Fear. This is what keeps me from attaining my position as a fool. The musician, poet, writer and spoken word artist Henry Rollins refers to it as finding the Ember of Rage. Rollins is a fool. He would probably agree if I had the time to explain before he pummeled me. "Where I come from, I use my anger to go out and get shit done. You must find your anger and your rage and your dissatisfaction lurking somewhere in you. It's going through the ashes trying to find the ember. It's in there. You have to dig down deep inside, find it and extract that jewel of rage and use it for civic good."
Another clown, someone I have referred to before, is Marc Maron from the WTF podcast. Naturally, as these things happen, he talked about similar ideas in the latest episode: "There was a time before when the great philosophical question used to be: What is the meaning of life? But now it's: How am I being used and am I okay with that? What am I willing to sacrifice my sense of self for? My sense of well-being? My sense of integrity? When did everything become a level playing field in terms of what has integrity and what doesn't? At some point you have to make a stand for yourself. When one snaps for whatever reason, there is a freedom in that snapping. There is an explosive expression of poetry, rage and insanity that is probably the most honest anyone is going to be in their life.
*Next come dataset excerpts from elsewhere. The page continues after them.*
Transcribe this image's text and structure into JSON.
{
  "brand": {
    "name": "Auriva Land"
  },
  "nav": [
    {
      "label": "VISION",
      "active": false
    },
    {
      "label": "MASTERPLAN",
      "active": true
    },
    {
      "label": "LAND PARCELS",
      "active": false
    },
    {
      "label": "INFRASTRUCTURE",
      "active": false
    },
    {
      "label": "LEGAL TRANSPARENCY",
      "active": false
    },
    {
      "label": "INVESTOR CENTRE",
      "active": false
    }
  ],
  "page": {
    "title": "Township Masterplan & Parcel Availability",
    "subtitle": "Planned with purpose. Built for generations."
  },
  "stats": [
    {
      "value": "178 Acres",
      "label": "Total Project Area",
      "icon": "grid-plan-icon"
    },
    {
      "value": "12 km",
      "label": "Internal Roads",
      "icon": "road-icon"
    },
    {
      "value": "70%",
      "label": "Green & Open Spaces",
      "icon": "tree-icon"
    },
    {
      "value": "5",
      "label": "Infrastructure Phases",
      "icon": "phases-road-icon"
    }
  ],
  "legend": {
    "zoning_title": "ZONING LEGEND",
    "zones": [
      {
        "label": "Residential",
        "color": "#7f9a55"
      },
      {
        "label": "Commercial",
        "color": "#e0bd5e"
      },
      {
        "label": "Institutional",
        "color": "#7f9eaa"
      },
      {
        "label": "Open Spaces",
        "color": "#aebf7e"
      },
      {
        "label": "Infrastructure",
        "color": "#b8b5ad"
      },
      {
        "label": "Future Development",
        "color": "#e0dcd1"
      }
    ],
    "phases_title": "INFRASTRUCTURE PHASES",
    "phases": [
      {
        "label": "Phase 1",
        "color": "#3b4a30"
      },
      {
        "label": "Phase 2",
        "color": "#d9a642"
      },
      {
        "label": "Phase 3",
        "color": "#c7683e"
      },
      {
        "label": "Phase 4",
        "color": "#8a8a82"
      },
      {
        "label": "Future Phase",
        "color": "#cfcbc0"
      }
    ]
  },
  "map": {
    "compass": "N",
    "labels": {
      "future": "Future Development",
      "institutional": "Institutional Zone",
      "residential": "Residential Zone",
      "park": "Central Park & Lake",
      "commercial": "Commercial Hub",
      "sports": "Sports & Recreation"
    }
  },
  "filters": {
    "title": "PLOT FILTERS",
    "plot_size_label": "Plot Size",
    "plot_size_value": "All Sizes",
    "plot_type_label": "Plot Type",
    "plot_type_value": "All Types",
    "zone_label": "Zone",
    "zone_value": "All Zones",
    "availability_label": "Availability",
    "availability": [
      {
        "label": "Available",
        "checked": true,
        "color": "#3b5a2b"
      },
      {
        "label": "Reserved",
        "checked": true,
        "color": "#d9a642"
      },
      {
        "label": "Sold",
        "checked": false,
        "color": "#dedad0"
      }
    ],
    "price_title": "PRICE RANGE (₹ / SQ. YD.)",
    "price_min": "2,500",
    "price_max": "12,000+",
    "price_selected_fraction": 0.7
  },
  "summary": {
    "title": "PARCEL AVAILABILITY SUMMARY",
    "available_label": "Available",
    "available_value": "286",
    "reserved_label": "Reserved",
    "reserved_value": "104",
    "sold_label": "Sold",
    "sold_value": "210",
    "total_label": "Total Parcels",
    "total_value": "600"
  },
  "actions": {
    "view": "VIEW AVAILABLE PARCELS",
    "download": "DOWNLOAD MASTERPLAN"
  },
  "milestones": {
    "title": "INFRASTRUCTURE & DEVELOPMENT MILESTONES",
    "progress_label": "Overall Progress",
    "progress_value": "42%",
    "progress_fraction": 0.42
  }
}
When are you going to have your explosive rage and poetry about the condition of your life? Where is that moment of freedom for you?"
It might take anger, it might take looking far deep into myself, but I do believe there is an inner fool inside me. An ember of rage, an explosive expression of poetry. So, I will celebrate April 1st, not with a joke or a prank, but lift a glass to those that have taken up and carried on the tradition of the Shakespearean Fool. Cheers.